Faculty learns about integrative thinking model

I-Think Faculty Workshop

On Monday, January 7th – one day before students returned to campus following the Christmas break – Senior and Junior School faculty gathered for a full day of professional development.

In the morning, teachers and administrators heard from Nogah Kornberg and Erin Quinn of the Rotman School of Management (UofT) I-Think Institute (http://www.rotmanithink.ca/). Ms. Kornberg is the associate director at I-Think, and Ms. Quinn is a teacher who led her fellow staff in designing a five-day integrative thinking program at their school.

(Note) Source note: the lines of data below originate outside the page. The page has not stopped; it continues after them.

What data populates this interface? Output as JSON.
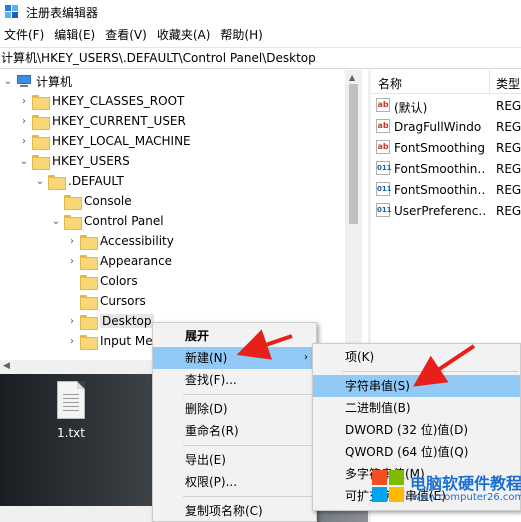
{
  "window": {
    "title": "注册表编辑器"
  },
  "menubar": {
    "items": [
      "文件(F)",
      "编辑(E)",
      "查看(V)",
      "收藏夹(A)",
      "帮助(H)"
    ]
  },
  "address": {
    "path": "计算机\\HKEY_USERS\\.DEFAULT\\Control Panel\\Desktop"
  },
  "tree": {
    "root": "计算机",
    "items": [
      {
        "label": "HKEY_CLASSES_ROOT",
        "expander": "›"
      },
      {
        "label": "HKEY_CURRENT_USER",
        "expander": "›"
      },
      {
        "label": "HKEY_LOCAL_MACHINE",
        "expander": "›"
      },
      {
        "label": "HKEY_USERS",
        "expander": "⌄"
      },
      {
        "label": ".DEFAULT",
        "expander": "⌄"
      },
      {
        "label": "Console",
        "expander": ""
      },
      {
        "label": "Control Panel",
        "expander": "⌄"
      },
      {
        "label": "Accessibility",
        "expander": "›"
      },
      {
        "label": "Appearance",
        "expander": "›"
      },
      {
        "label": "Colors",
        "expander": ""
      },
      {
        "label": "Cursors",
        "expander": ""
      },
      {
        "label": "Desktop",
        "expander": "›"
      },
      {
        "label": "Input Me",
        "expander": "›"
      }
    ]
  },
  "list": {
    "headers": {
      "name": "名称",
      "type": "类型"
    },
    "rows": [
      {
        "name": "(默认)",
        "type": "REG",
        "icon": "ab"
      },
      {
        "name": "DragFullWindo",
        "type": "REG",
        "icon": "ab"
      },
      {
        "name": "FontSmoothing",
        "type": "REG",
        "icon": "ab"
      },
      {
        "name": "FontSmoothin…",
        "type": "REG",
        "icon": "011"
      },
      {
        "name": "FontSmoothin…",
        "type": "REG",
        "icon": "011"
      },
      {
        "name": "UserPreferenc…",
        "type": "REG",
        "icon": "011"
      }
    ]
  },
  "desktop": {
    "file_label": "1.txt"
  },
  "context_menu": {
    "items": [
      "展开",
      "新建(N)",
      "查找(F)...",
      "删除(D)",
      "重命名(R)",
      "导出(E)",
      "权限(P)...",
      "复制项名称(C)"
    ],
    "submenu_arrow": "›"
  },
  "submenu": {
    "items": [
      "项(K)",
      "字符串值(S)",
      "二进制值(B)",
      "DWORD (32 位)值(D)",
      "QWORD (64 位)值(Q)",
      "多字符串值(M)",
      "可扩充字符串值(E)"
    ]
  },
  "watermark": {
    "line1": "电脑软硬件教程网",
    "line2": "www.computer26.com"
  },
  "colors": {
    "highlight": "#91c9f7",
    "arrow": "#e8201a",
    "menu_bg": "#f2f2f2"
  }
}
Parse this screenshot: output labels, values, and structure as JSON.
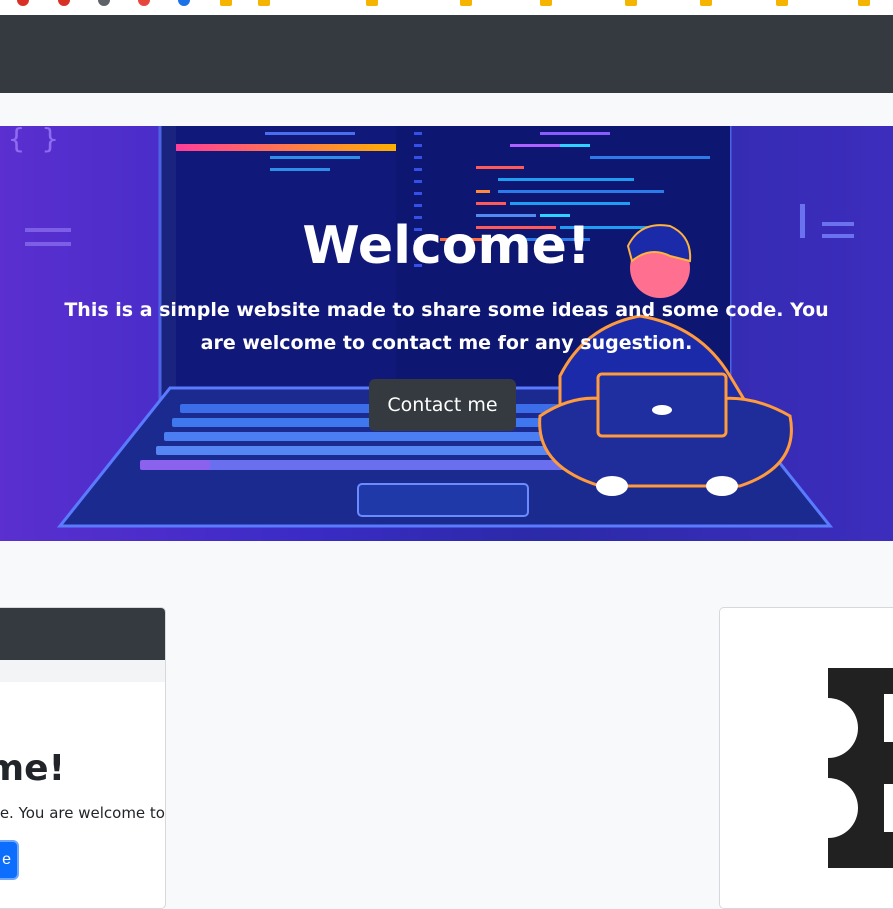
{
  "browser": {
    "bookmark_colors": [
      "#d93025",
      "#d93025",
      "#5f6368",
      "#e8453c",
      "#1a73e8",
      "#f4b400",
      "#f4b400",
      "#f4b400",
      "#f4b400",
      "#f4b400",
      "#f4b400",
      "#f4b400",
      "#f4b400",
      "#f4b400"
    ]
  },
  "hero": {
    "title": "Welcome!",
    "text": "This is a simple website made to share some ideas and some code. You are welcome to contact me for any sugestion.",
    "button_label": "Contact me"
  },
  "card_left": {
    "title": "me!",
    "text": "de. You are welcome to",
    "button_label": "e"
  },
  "colors": {
    "navbar": "#343a40",
    "primary": "#0d6efd",
    "background": "#f8f9fa"
  }
}
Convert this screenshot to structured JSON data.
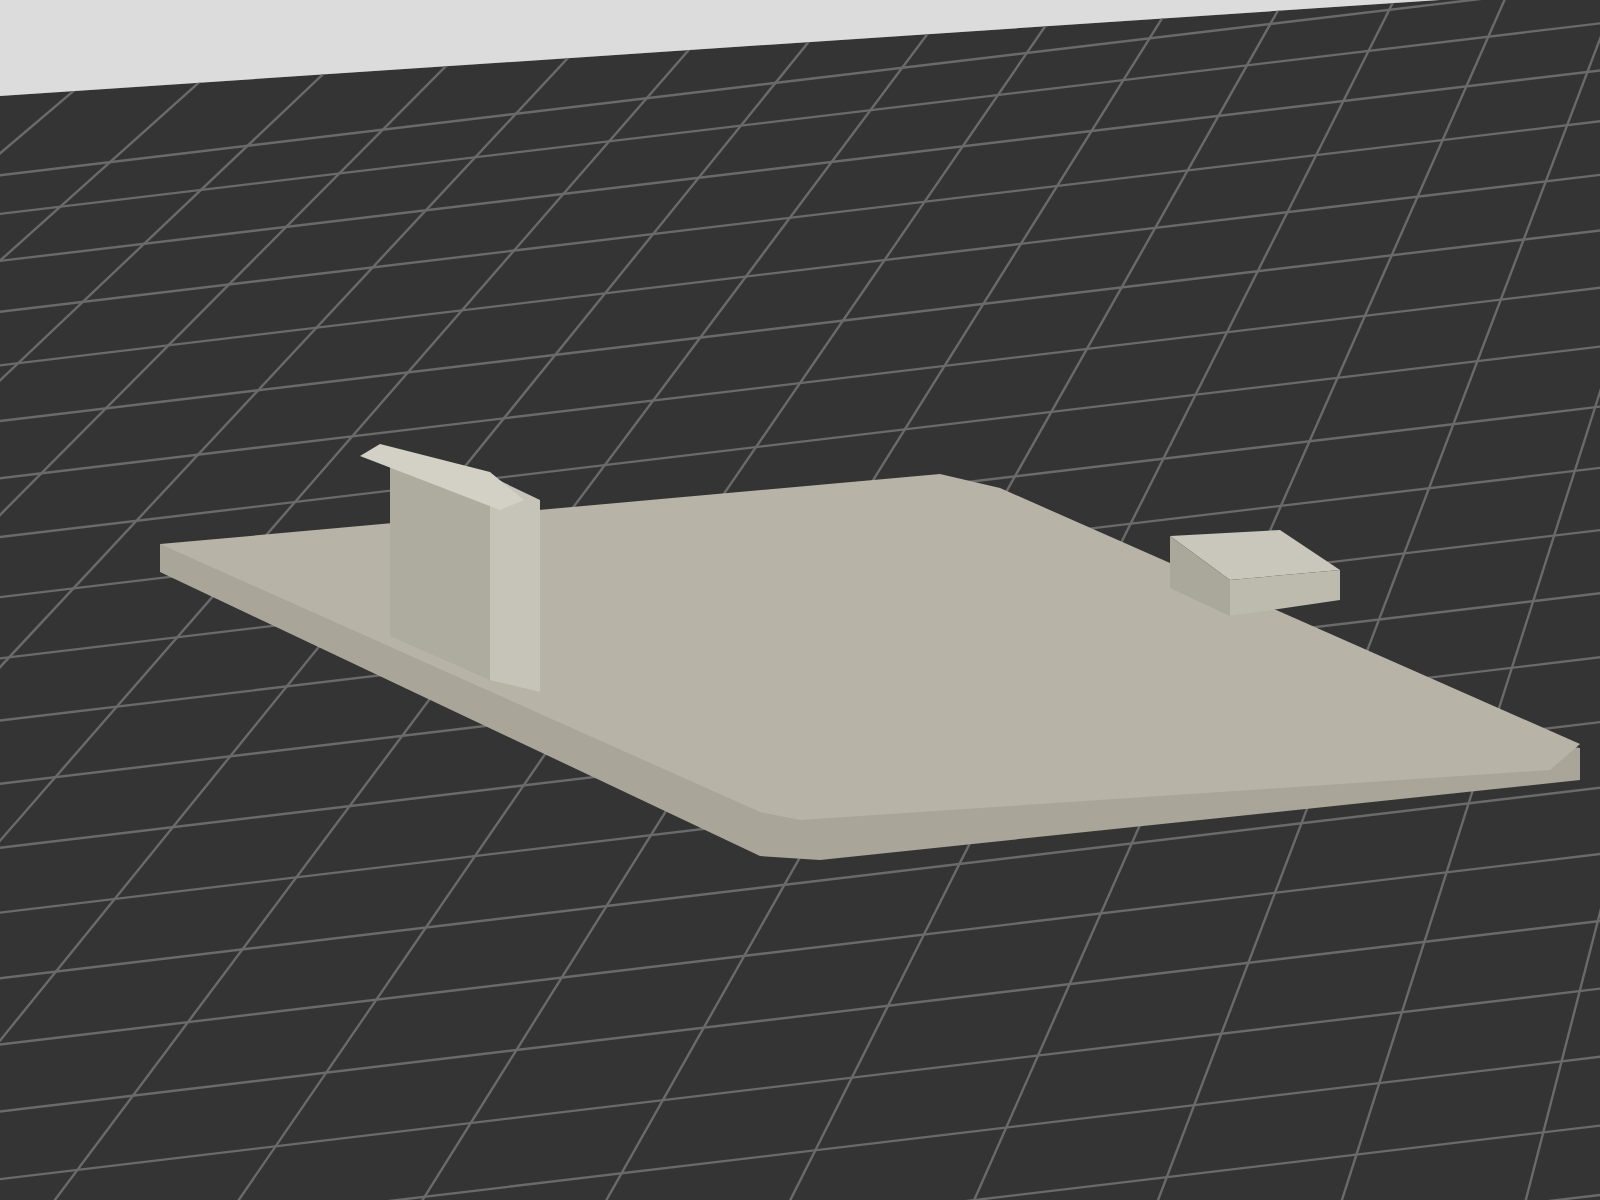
{
  "viewport": {
    "grid": true
  }
}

Faculty started with an exercise in writing six-word stories about what drew them to the profession and what continues to motivate them as teachers. They then learned about the integrative thinking model, which is a tool used to promote critical thinking in the classroom. The model can be adapted to learners at any age. 

Faculty practiced using the model to address a case-study scenario. One of the key takeaways for many in attendance was the use of the “pro/pro” model of analyzing different options, as opposed to the traditional “pro/con” model. By strictly looking at the pros of one given idea from the perspective of a variety of stakeholders, and then doing a similar exercise for another, oppositional idea, a group can work to find the commonalities between the different ideas/options, and, ideally, come to an entirely different solution. This can help groups avoid common shortcuts in finding solutions to problems such as settling for an easy compromise or having one idea “win” and another “lose” which may not be the best solution.

In the afternoon, Senior School faculty then used the morning's professional development session as an entry point to discussing homework and how teachers can continue to improve homework practices at the School. Each of the academic departments met to discuss this topic, as well as to prepare for students returning to class the following day.